6.1. “Art. 360 c.p.c., n. 3 violazione e falsa applicazione degli artt. 113,115 e 116 c.p.c., per avere la Corte d’Appello ritenuto che il richiamo iniziale al fido, fatto dalla Curatela con la citazione, costituisse riconoscimento della concreta esistenza del fido stesso e avere ignorato la totale mancanza di prova della esistenza del fido agli atti del procedimento”.
6.2. “Art. 360 c.p.c., n. 3 violazione e falsa applicazione degli artt. 112,113 e 189 c.p.c. per non avere pronunciato su tutta la domanda proposta dalla Curatela e per avere ritenuto che la domanda relativa alla esistenza del fido in quanto proposta solo in sede di precisazione delle conclusioni fosse tardiva e non ammissibile, pur in assenza di una contestazione di controparte o una dichiarazione di non accettazione del contraddittorio”.
6.3. “Art. 360 c.p.c., n. 5 omesso esame circa un fatto decisivo per il giudizio che è stato oggetto di discussione tra le parti. Avere ignorato le risultanze della CTU sul punto, nella parte in cui il perito afferma testualmente: “Orbene, tra gli atti di causa non si è rinvenuto alcun contratto di apertura di credito”, circostanza rilevata dalla Curatela con l’appello incidentale e contestata da controparte”.

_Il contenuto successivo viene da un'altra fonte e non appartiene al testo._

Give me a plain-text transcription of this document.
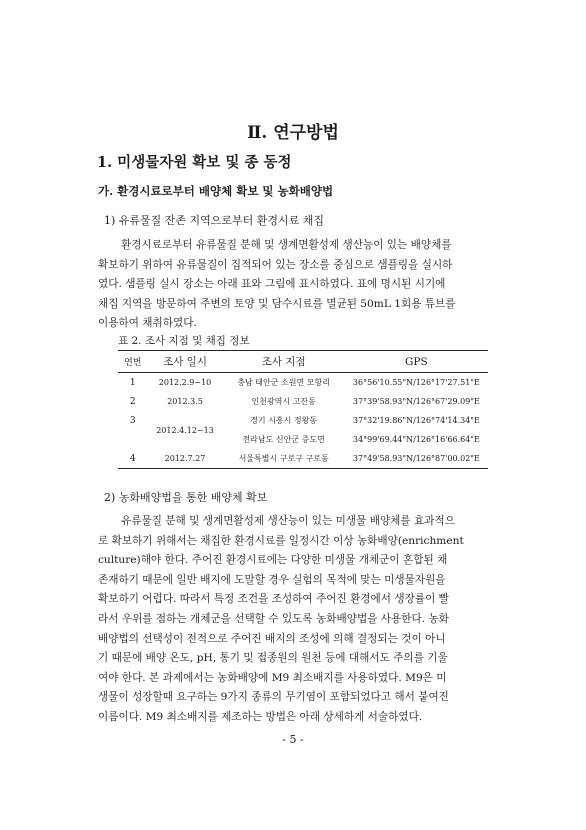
Ⅱ. 연구방법
1. 미생물자원 확보 및 종 동정
가. 환경시료로부터 배양체 확보 및 농화배양법

1) 유류물질 잔존 지역으로부터 환경시료 채집

환경시료로부터 유류물질 분해 및 생계면활성제 생산능이 있는 배양체를
확보하기 위하여 유류물질이 집적되어 있는 장소를 중심으로 샘플링을 실시하
였다. 샘플링 실시 장소는 아래 표와 그림에 표시하였다. 표에 명시된 시기에
채집 지역을 방문하여 주변의 토양 및 담수시료를 멸균된 50mL 1회용 튜브를
이용하여 채취하였다.

표 2. 조사 지점 및 채집 정보

연번	조사 일시	조사 지점	GPS
1	2012.2.9~10	충남 태안군 소원면 모항리	36°56'10.55"N/126°17'27.51"E
2	2012.3.5	인천광역시 고잔동	37°39'58.93"N/126°67'29.09"E
3	2012.4.12~13	경기 시흥시 정왕동	37°32'19.86"N/126°74'14.34"E
		전라남도 신안군 증도면	34°99'69.44"N/126°16'66.64"E
4	2012.7.27	서울특별시 구로구 구로동	37°49'58.93"N/126°87'00.02"E

2) 농화배양법을 통한 배양체 확보

유류물질 분해 및 생계면활성제 생산능이 있는 미생물 배양체를 효과적으
로 확보하기 위해서는 채집한 환경시료를 일정시간 이상 농화배양(enrichment
culture)해야 한다. 주어진 환경시료에는 다양한 미생물 개체군이 혼합된 채
존재하기 때문에 일반 배지에 도말할 경우 실험의 목적에 맞는 미생물자원을
확보하기 어렵다. 따라서 특정 조건을 조성하여 주어진 환경에서 생장률이 빨
라서 우위를 점하는 개체군을 선택할 수 있도록 농화배양법을 사용한다. 농화
배양법의 선택성이 전적으로 주어진 배지의 조성에 의해 결정되는 것이 아니
기 때문에 배양 온도, pH, 통기 및 접종원의 원천 등에 대해서도 주의를 기울
여야 한다. 본 과제에서는 농화배양에 M9 최소배지를 사용하였다. M9은 미
생물이 성장할때 요구하는 9가지 종류의 무기염이 포함되었다고 해서 붙여진
이름이다. M9 최소배지를 제조하는 방법은 아래 상세하게 서술하였다.

- 5 -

7. Le censure, che in quanto connesse possono essere esaminate congiuntamente, ripropongono un tema già esaminato e deciso in modo identico dai giudici di entrambi i gradi del giudizio di merito, i quali, esaminando gli atti di causa, hanno appurato che la circostanza dell’affidamento del conto costituiva un fatto pacifico e non contestato, in quanto riferito in citazione – in forma non dubitativa – dalla stessa curatela (che vi aveva fondato anche le proprie deduzioni in punto di scientia decoctionis), sicchè legittimamente la banca non si era curata di documentare l’esistenza del contratto di apertura di credito. Nè può assumere rilevanza alcuna il fatto che il c.t.u. abbia dato atto di non aver rinvenuto – tra gli atti di causa, si noti – il suddetto contratto, la cui mancata produzione era evidentemente giustificata da quanto appena rilevato. Anacronistici sono poi i datati riferimenti giurisprudenziali alla pretesa non rilevabilità d’ufficio e alla necessità di una esplicita non accettazione del contraddittorio con riguardo alla relativa mutatio libelli, dal momento che le nuove regole di rito – applicabili alla fattispecie concreta ratione temporis – prevedono che il giudice decida nei limiti delle conclusioni precisate dalle parti ai sensi dell’art. 183 c.p.c.
8. Seguono il rigetto di entrambi i ricorsi, con compensazione delle spese tra le parti, in ragione della reciproca soccombenza.
P.Q.M.
Rigetta il ricorso principale. Rigetta il ricorso incidentale.
Compensa le spese tra le parti.
Ai sensi del D.P.R. n. 115 del 2002, art. 13, comma 1 quater, inserito dalla L. 24 dicembre 2012, n. 228, art. 1, comma 17, dà atto della sussistenza dei presupposti per il versamento, da parte sia del ricorrente principale che del ricorrente incidentale, dell’ulteriore importo a titolo di contributo unificato pari a quello dovuto per il ricorso principale, a norma dello stesso art. 13, comma 1 bis.
Così deciso in Roma, il 5 dicembre 2018.